Hence the relevant Odds ratios (which is what my collaborators will understand) is 𝑒𝑥𝑝(−0.78575)
or about 0.455 and 𝑒𝑥𝑝(1.92351)
or about 6.8. I don't understand the intercept terms, and any explanation of these would be welcomed.
I believe your interpretation of the coefficients as log odds is correct (and if you exponentiate them, you get relative risk ratios). The intercepts presented in your output are the multinomial intercepts.
If you don't know what those intercepts are, they estimate the fraction of people in each class.
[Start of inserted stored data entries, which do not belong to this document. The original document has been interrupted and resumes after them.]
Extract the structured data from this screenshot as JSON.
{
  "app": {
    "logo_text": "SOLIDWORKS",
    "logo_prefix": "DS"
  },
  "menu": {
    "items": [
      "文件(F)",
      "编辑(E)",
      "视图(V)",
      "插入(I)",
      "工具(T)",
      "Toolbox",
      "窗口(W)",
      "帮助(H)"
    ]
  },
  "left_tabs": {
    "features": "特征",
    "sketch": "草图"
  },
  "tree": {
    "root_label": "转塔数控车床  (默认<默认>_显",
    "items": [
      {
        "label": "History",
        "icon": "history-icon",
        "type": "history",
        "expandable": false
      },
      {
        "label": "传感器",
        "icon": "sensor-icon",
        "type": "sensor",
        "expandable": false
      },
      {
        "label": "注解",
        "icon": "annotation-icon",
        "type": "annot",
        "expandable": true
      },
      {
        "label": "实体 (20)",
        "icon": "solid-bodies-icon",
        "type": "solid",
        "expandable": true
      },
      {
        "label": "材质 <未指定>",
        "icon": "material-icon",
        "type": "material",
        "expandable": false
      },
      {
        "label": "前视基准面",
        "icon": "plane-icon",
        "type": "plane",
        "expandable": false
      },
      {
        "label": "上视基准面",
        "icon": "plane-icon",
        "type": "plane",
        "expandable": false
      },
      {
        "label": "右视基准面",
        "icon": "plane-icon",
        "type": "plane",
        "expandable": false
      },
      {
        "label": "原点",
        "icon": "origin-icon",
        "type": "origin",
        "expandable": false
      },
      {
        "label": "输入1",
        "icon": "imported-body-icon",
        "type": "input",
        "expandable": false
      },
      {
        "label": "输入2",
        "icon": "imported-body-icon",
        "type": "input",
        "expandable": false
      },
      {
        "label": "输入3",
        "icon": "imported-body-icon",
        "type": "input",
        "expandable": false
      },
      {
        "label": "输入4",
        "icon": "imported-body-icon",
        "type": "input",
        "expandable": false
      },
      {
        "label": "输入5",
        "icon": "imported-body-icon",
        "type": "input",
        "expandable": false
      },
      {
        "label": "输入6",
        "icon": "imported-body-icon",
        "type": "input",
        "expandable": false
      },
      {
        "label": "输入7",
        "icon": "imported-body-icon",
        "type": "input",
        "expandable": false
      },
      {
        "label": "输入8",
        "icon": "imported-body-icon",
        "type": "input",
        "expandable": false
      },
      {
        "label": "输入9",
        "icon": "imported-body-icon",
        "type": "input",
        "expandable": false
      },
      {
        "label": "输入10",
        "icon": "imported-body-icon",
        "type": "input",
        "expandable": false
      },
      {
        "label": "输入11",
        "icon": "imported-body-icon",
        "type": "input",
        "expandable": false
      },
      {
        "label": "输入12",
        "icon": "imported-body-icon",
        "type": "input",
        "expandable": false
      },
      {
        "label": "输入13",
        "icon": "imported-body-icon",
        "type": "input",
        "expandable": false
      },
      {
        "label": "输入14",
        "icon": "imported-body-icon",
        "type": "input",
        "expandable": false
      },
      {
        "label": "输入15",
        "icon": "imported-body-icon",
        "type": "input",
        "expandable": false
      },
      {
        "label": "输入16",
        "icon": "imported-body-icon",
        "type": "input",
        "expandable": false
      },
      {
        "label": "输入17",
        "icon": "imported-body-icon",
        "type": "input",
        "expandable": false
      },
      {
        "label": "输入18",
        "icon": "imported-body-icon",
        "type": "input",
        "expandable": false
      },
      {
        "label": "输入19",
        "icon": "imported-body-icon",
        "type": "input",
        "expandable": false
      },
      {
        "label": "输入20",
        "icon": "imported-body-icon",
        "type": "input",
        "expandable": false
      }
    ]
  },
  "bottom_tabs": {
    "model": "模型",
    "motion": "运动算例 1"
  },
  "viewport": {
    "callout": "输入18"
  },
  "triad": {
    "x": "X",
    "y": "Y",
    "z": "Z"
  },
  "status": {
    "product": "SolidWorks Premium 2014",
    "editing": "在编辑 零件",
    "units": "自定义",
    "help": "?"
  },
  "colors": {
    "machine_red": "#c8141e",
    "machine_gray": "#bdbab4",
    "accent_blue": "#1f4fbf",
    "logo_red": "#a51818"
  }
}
Backing up, for a 3-class latent class model, i.e. no regression component, the multinomial part of the model looks like this:
$$P(C = 1) = \frac{e^{\gamma_1}}{e^{\gamma_1} + e^{\gamma_2} + e^{\gamma_3}}$$
$$= \frac{1}{1 + e^{\gamma_2} + e^{\gamma_3}}$$
You have to set one class's intercept, i.e. the base class, to 1. More generally,
$$P(C = k) = \frac{exp(\gamma_k)}{\sum_{j=1}^K exp(\gamma_j)}$$ (where i indexes respondents)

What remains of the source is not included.